Growing up, one could often find me, my brother and our cousins at Nana and Papa’s house. A weekend with them was always a new and fun experience. If I could ever pin point the most fun I had as a kid, it would probably have occurred on one of those many trips to see our grandparents. Our parents helped us pack our backpacks and reminded us to be good in their absence. They dropped us off as we were ushered in with a warm welcome, oftentimes with a fun activity ready and waiting for us. Looking back, I don’t know if our parents were trying to take a break from keeping us or what, but we never had a reason to wonder; for all we knew, they were rewarding us for good behavior.
We slept on pallets in the living room floor, on sleeping bags in the sewing room, and where else, I can’t recall, though it was rarely ever on a bed. Either way, it was all part of the adventure. I recall one remarkable night of examining some of Papa’s new fascinating technology- a spherical object with some sort of electric light in the center that, upon placing your hand on the glass, would send out spidering streaks of light to touch the glass, and then chase your fingers as you ran them across the sphere. That night, we stayed up in the living room as Papa brought out a strobe light for our entertainment and we watched in awe. On another occasion, we (all six of us) went out to the Slab, that is the large expanse of concrete often used for basketball, bicycles, and volleyball. We had blankets and pillows and flashlights as we lay out on the Slab to gaze up at the stars. I can still hear Nana’s voice from that night, speaking into the sky with a calm and assuring voice about the sky and stars and God’s creation.
If there is one thing I’ve learned from Nana (and still learning from her every time I visit), then it is probably how to be a lady. I remember sitting on her bed as she showed me her collection of favorite poems. We would read them together aloud and talk about them. It took me about eight years to realize that her influence introduced me to the value of poetry, something that has become such a rich part of my life. There was other reading as well. I don’t think anyone could ever read a story out loud like Nana. You might say that those classic stories of trolls and Hansel and Gretel have merit of their own, but I must contend that Nana’s reading of them completely made the stories for me; there is simply no separating them in my mind. In addition to these, Nana taught me to sew, to mend, to cook her Thanksgiving Stuffing (no doubt, the best stuffing in the world, but don’t ask for the recipe because it is top secret), to refrain from using vulgar words, to play chords on the piano, to shop at garage sales, to sing Polka Dots and Moon Beams, to read your Bible every morning, and to not cry over a broken jar of salsa.

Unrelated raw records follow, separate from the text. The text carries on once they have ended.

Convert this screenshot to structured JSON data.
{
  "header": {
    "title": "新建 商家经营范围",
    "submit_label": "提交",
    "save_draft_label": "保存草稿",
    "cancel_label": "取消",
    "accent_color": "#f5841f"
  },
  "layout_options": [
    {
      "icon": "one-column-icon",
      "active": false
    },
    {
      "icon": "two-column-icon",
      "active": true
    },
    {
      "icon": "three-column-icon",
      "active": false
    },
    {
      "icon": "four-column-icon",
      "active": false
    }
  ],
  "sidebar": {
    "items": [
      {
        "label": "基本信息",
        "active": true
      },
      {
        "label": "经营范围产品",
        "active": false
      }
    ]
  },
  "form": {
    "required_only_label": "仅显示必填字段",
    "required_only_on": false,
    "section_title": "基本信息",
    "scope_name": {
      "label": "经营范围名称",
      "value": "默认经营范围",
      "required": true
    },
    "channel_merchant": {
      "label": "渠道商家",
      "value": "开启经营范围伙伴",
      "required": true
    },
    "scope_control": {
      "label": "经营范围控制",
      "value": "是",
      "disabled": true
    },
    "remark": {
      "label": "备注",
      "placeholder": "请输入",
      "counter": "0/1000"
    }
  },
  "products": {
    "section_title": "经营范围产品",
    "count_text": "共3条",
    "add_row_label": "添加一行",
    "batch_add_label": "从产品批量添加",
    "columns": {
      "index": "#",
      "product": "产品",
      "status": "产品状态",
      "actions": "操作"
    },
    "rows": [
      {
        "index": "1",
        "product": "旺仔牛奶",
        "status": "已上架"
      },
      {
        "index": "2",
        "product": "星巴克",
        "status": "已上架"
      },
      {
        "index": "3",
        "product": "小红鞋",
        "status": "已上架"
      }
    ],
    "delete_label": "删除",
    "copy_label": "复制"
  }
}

Papa was (and is) always full of new games, encouraging us to make up our own as we went along, and had an impressive variety of exercise equipment filling their garage, with the ping-pong table in the center. They have kept chickens, sheep, dogs, a pond of fish, a garden, and a plethora of other amenities to keep any sane children more than occupied. Perhaps you are never really a kid until you spend an afternoon with Papa. You will never find yourself laughing so often, nor so utterly immersed in fun as when you are chasing ping-pong balls, using the golf putter, hitting the badminton birdie, or very possibly doing all three at once. Of course, there were always neighbor children coming over to join; as much as we tried, we could not keep Papa all to ourselves.
And then there were quieter times, too. If there was ever a symbol of nobility, I have no doubt that it was and is my Papa. Among other things, I certainly learned the meaning of a gentleman. It’s been said that Humphrey Bogart owned the description “tough without a gun”, but it is necessary to apply the same phrase here. I have always seen a remarkable balance of kindness and intolerance of unkindness. That is, if a young man was caught using filthy language in the presence of a lady, Papa would remind him of his duty as a man to protect her from such filth. My mother and I agree that Papa has a certain air of dignity, so that when you are in his presence, you cannot help but admire and respect him. So when he tells you to wash your mouth out with soap, you start looking for the nearest bar of Ivory. And while he is certainly tough without a gun, I can never promise you at any given moment that he is not packing heat. That’s just the way he is.
Now days, when I get the pleasure of meeting Nana and Papa for garage sales or a cup of coffee or a birthday party, it is as much a pleasure for me as an adult as it was as a child. We still play games together, cook, and share our love for poetry. And when I am there, I am still learning. I am still learning all these things about them and about myself, too. Although, in the end, I suppose that more than anything else I’ve learned from Nana and Papa, it is that I would like to be more like them.